Unique Interiors Enhance Shopping Experience
The retail experience for each consumer is enhanced by interiors designed in a unique way, as seen in shopping venues like the Siam Discovery in Bangkok. Japanese design studio Nendo was tasked with reimagining the mall interior. It houses different curated retail points, differentiating it from other locales with standard concession areas assigned to different brands.
Read this article on Trend Reports about curated retail.
Nendo, informs us that the new configuration of the Siam Discovery was done by their interior design team called Onndo and organized around the theme of Lifestyle Laboratory. Visitors are encouraged to experiment with a mixture of tastes and lifestyles through the 13 curated retail spaces that include laboratory materials such as beakers, flasks, test-tubes, diagrams of molecular structures and DNA sequences.
Finishes on the floors and ceilings in the common areas were blended in a graduated way and escalators were repositioned to run through the atrium and the wall extending from the first through the fourthh floor. This creates a flowing atmosphere that relaxes shoppers entering the mall. The project was completed in 2016 after two years of work.
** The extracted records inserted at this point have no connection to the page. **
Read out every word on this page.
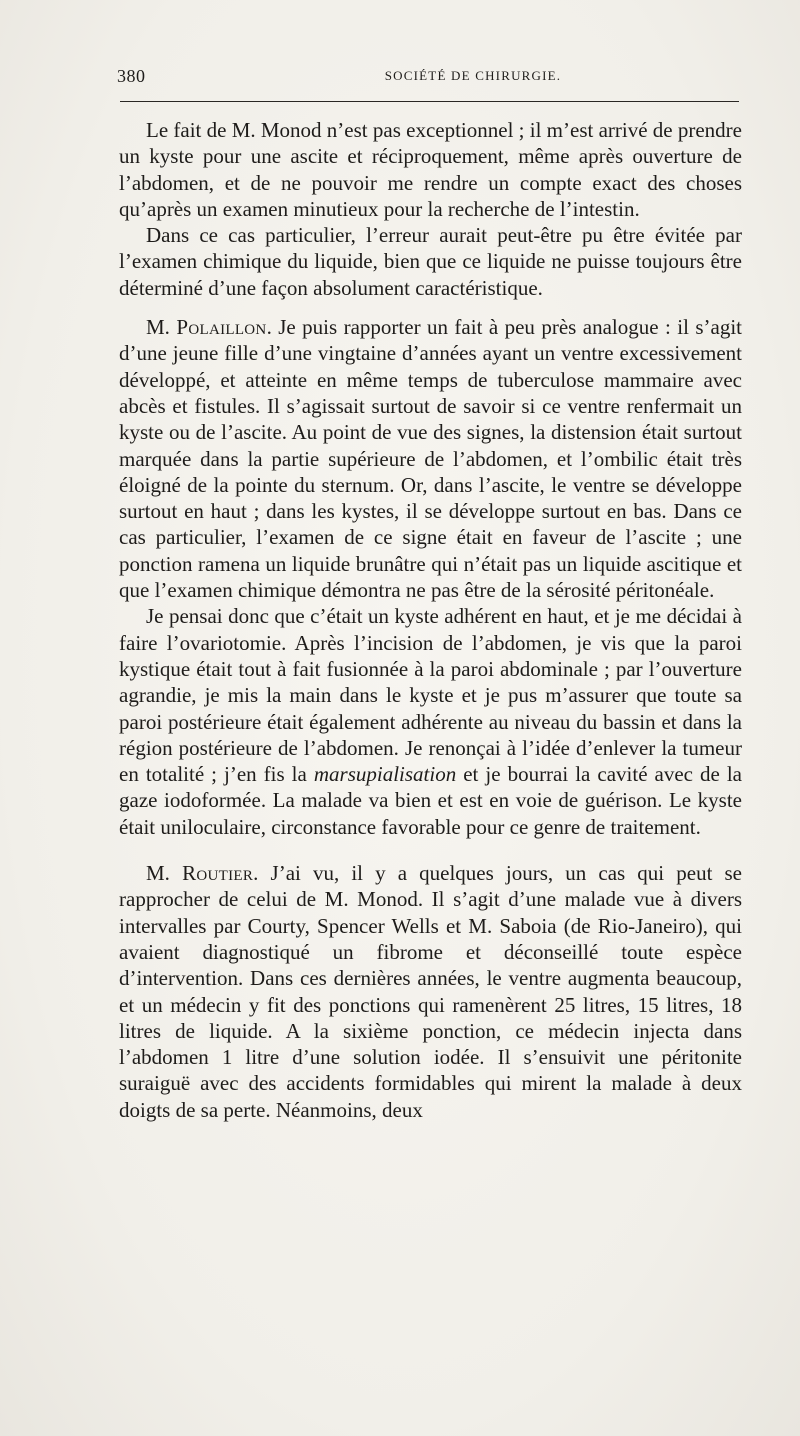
380	SOCIÉTÉ DE CHIRURGIE.

Le fait de M. Monod n’est pas exceptionnel ; il m’est arrivé de prendre un kyste pour une ascite et réciproquement, même après ouverture de l’abdomen, et de ne pouvoir me rendre un compte exact des choses qu’après un examen minutieux pour la recherche de l’intestin.

Dans ce cas particulier, l’erreur aurait peut-être pu être évitée par l’examen chimique du liquide, bien que ce liquide ne puisse toujours être déterminé d’une façon absolument caractéristique.

M. Polaillon. Je puis rapporter un fait à peu près analogue : il s’agit d’une jeune fille d’une vingtaine d’années ayant un ventre excessivement développé, et atteinte en même temps de tuberculose mammaire avec abcès et fistules. Il s’agissait surtout de savoir si ce ventre renfermait un kyste ou de l’ascite. Au point de vue des signes, la distension était surtout marquée dans la partie supérieure de l’abdomen, et l’ombilic était très éloigné de la pointe du sternum. Or, dans l’ascite, le ventre se développe surtout en haut ; dans les kystes, il se développe surtout en bas. Dans ce cas particulier, l’examen de ce signe était en faveur de l’ascite ; une ponction ramena un liquide brunâtre qui n’était pas un liquide ascitique et que l’examen chimique démontra ne pas être de la sérosité péritonéale.

Je pensai donc que c’était un kyste adhérent en haut, et je me décidai à faire l’ovariotomie. Après l’incision de l’abdomen, je vis que la paroi kystique était tout à fait fusionnée à la paroi abdominale ; par l’ouverture agrandie, je mis la main dans le kyste et je pus m’assurer que toute sa paroi postérieure était également adhérente au niveau du bassin et dans la région postérieure de l’abdomen. Je renonçai à l’idée d’enlever la tumeur en totalité ; j’en fis la marsupialisation et je bourrai la cavité avec de la gaze iodoformée. La malade va bien et est en voie de guérison. Le kyste était uniloculaire, circonstance favorable pour ce genre de traitement.

M. Routier. J’ai vu, il y a quelques jours, un cas qui peut se rapprocher de celui de M. Monod. Il s’agit d’une malade vue à divers intervalles par Courty, Spencer Wells et M. Saboia (de Rio-Janeiro), qui avaient diagnostiqué un fibrome et déconseillé toute espèce d’intervention. Dans ces dernières années, le ventre augmenta beaucoup, et un médecin y fit des ponctions qui ramenèrent 25 litres, 15 litres, 18 litres de liquide. A la sixième ponction, ce médecin injecta dans l’abdomen 1 litre d’une solution iodée. Il s’ensuivit une péritonite suraiguë avec des accidents formidables qui mirent la malade à deux doigts de sa perte. Néanmoins, deux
Tomoko Yasumatsu, of the Nendo management team, told ArchiExpo e-Magazine that their interior design project for A Tes Souhaits in Kichijoji, Tokyo follows the theme seen in the Siam Discovery mall. It also has walls guiding people into the shop via the soft curvature from the outer to the inner walls.
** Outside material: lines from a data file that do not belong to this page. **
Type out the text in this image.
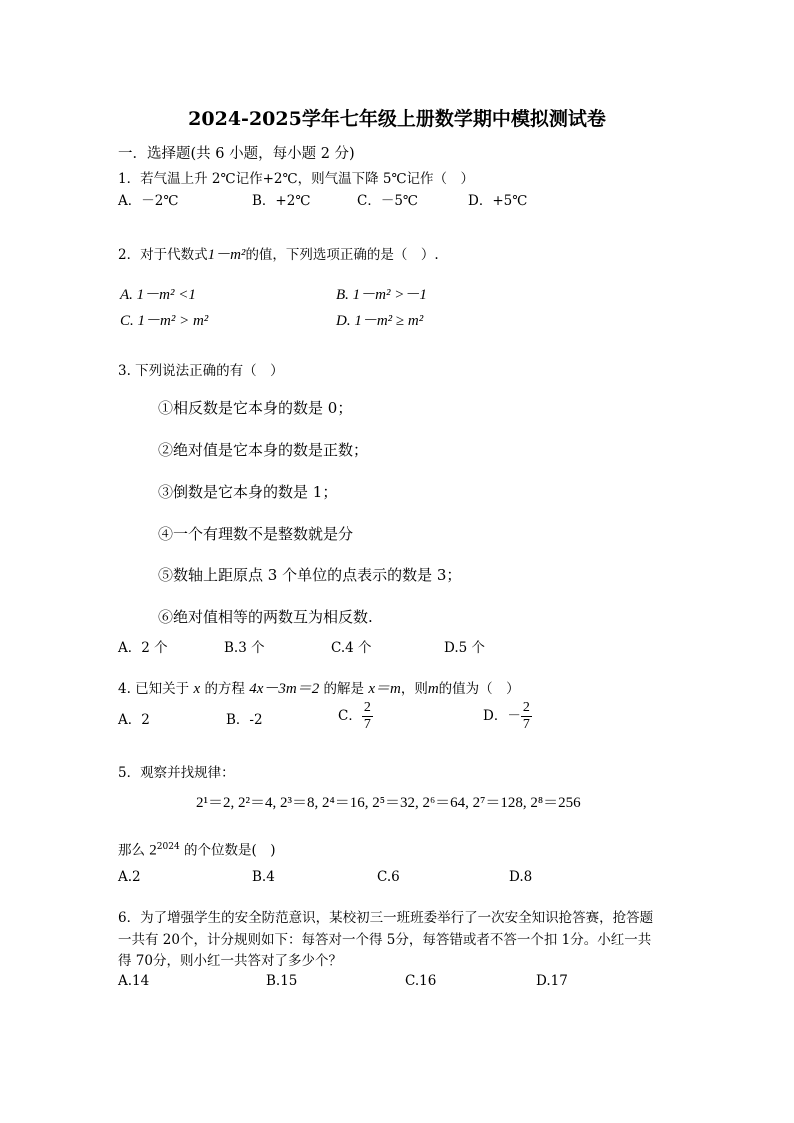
2024-2025学年七年级上册数学期中模拟测试卷
一．选择题(共 6 小题，每小题 2 分)
1．若气温上升 2℃记作+2℃，则气温下降 5℃记作（　）
A．－2℃	B．+2℃	C．－5℃	D．+5℃
2．对于代数式1－m²的值，下列选项正确的是（　）.
A. 1－m² <1	B. 1－m² >－1
C. 1－m² > m²	D. 1－m² ≥ m²
3. 下列说法正确的有（　）
①相反数是它本身的数是 0；
②绝对值是它本身的数是正数；
③倒数是它本身的数是 1；
④一个有理数不是整数就是分
⑤数轴上距原点 3 个单位的点表示的数是 3；
⑥绝对值相等的两数互为相反数.
A．2 个	B.3 个	C.4 个	D.5 个
4. 已知关于 x 的方程 4x－3m＝2 的解是 x＝m，则m的值为（　）
A．2	B．-2	C． $\frac{2}{7}$	D．－ $\frac{2}{7}$
5．观察并找规律：
2¹＝2, 2²＝4, 2³＝8, 2⁴＝16, 2⁵＝32, 2⁶＝64, 2⁷＝128, 2⁸＝256
那么 $2^{2024}$ 的个位数是(　)
A.2	B.4	C.6	D.8
6．为了增强学生的安全防范意识，某校初三一班班委举行了一次安全知识抢答赛，抢答题
一共有 20个，计分规则如下：每答对一个得 5分，每答错或者不答一个扣 1分。小红一共
得 70分，则小红一共答对了多少个？
A.14	B.15	C.16	D.17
Nature and Modern Interiors in Perfect Harmony
In the early 2000s, we began seeing the trend for greenery in the interior of shopping malls. Completed in 2006, Munich’s Fünf Höfe sits at the forefront with interior greenery setting off its steel and glass structure designed by Herzog & de Meuron. These “Hanging Gardens” were installed during the first phase of construction in 2001 by Düsseldorf artist Tita Giese. Philodendrons were chosen for the installation, as they are particularly well-suited to modern spaces. To this day, shoppers post numerous Instagram photos of their walk through the mall, marveling at the plants hanging over their heads.
The introduction of greenery within is a welcome sight in venues such as the Robinsons Mall in Dubai, which opened in March 2017. Designed by architects HMKM, the new 200,000 square foot establishment drew inspiration from the Robinsons chain in Singapore, where a blend of tropical greenery amidst modern structures spreads across the metropolis.
Creative director Paul Digby was part of the team that conceived the space, along with world-renowned French botanist and designer Patrick Blanc, who introduced the vertical indoor garden walls and columns. The result is a fascinating mix of digital screens, wood and polished brass, with pillars covered in hanging plants from floor to ceiling.
Creating Space by Letting in More Natural Light
Malls must continuously renovate and redesign to meet the challenge of enticing new shoppers and maintaining the loyalty of existing clients. The Chadstone Mall in Melbourne recently upgraded its interiors by collaborating with architecture firms Callison RTKL and the Buchan Group, and Atelier One, a British structural engineering company. They created a massive 75,347 square foot roof consisting of glazed panels of various sizes that let in abundant natural light. The change generated positive feedback from many shoppers.
Malls a Decade from Now
As urban populations continue to grow around the world, malls will continue to flourish, adapting to the ebb and flow of retail activity and changing consumer preferences. As technology develops rapidly, we may see more integrated digital devices, malls that are temperature controlled and green parks occupying larger areas within.
In 10 years, malls may become even larger. The challenge for designers and architects will be to provide the ultimate shopping experience to all through innovation and experimentation with the latest materials, technology and the robotic capabilities that will be readily available after 2020.